All software charting packages allow you to draw Moving Averages, either simple or exponential, and most will allow you to draw a channel either side of that moving average (MA) at a certain percentage distance away - for example a 10% channel would draw one line at 10% above the MA line and another 10% below it. What percentage should you use? The idea is to try out various percentages until you find the one that will encompass around 95% of the price action for your chosen period, normally the last three months. The correct channel can be visualized as fitting the prices like a shirt,with just the collars and cuffs sticking out!
Now you measure the width of the channel, by deducting the lower line from the upper line. This is the value of the recent 'normal' fluctuations in that stock's price. For an A grade, you are looking to capture 30% of that channel or more. Any trade that captures 20-30% of the channel gets a B; 10-20% gets a C; below 10% is a C-, and below zero is a D. So for instance if the channel width is $20 you would be looking to capture an upmove above your purchase price of at least $6 for an A grade.

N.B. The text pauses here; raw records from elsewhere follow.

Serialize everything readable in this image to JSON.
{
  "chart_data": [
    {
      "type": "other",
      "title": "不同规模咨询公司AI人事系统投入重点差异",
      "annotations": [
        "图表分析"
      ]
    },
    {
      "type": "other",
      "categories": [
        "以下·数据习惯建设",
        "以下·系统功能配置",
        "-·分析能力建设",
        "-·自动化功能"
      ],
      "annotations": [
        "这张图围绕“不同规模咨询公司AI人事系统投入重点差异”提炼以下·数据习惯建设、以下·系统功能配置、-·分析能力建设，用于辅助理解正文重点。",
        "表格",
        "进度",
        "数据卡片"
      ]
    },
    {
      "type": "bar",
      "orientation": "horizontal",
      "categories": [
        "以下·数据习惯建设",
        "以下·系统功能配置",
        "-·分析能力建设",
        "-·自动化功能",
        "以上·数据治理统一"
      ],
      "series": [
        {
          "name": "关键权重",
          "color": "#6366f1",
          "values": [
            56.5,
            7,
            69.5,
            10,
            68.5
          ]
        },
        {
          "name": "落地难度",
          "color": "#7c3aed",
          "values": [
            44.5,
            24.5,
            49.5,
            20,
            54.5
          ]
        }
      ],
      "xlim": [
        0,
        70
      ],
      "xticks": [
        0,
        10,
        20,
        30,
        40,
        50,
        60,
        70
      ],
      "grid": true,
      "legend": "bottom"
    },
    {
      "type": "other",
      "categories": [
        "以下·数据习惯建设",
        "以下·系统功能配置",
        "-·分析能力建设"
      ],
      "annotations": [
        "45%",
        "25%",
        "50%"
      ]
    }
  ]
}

The channel width can also give you a reality check on your proposed purchase. Some stocks have a very narrow channel and may not be worth the risk - so if your proposed purchase has a channel width of $5, you would be looking for a gain of at least $1.50 (30%). However, if your stop loss is $2 the purchase doesn't make sense - you would be risking $2 to potentially earn $1.50. There is no fixed number, but normally you should look for a reward-to-risk ratio of around 3-to-1 to make the trade worthwhile.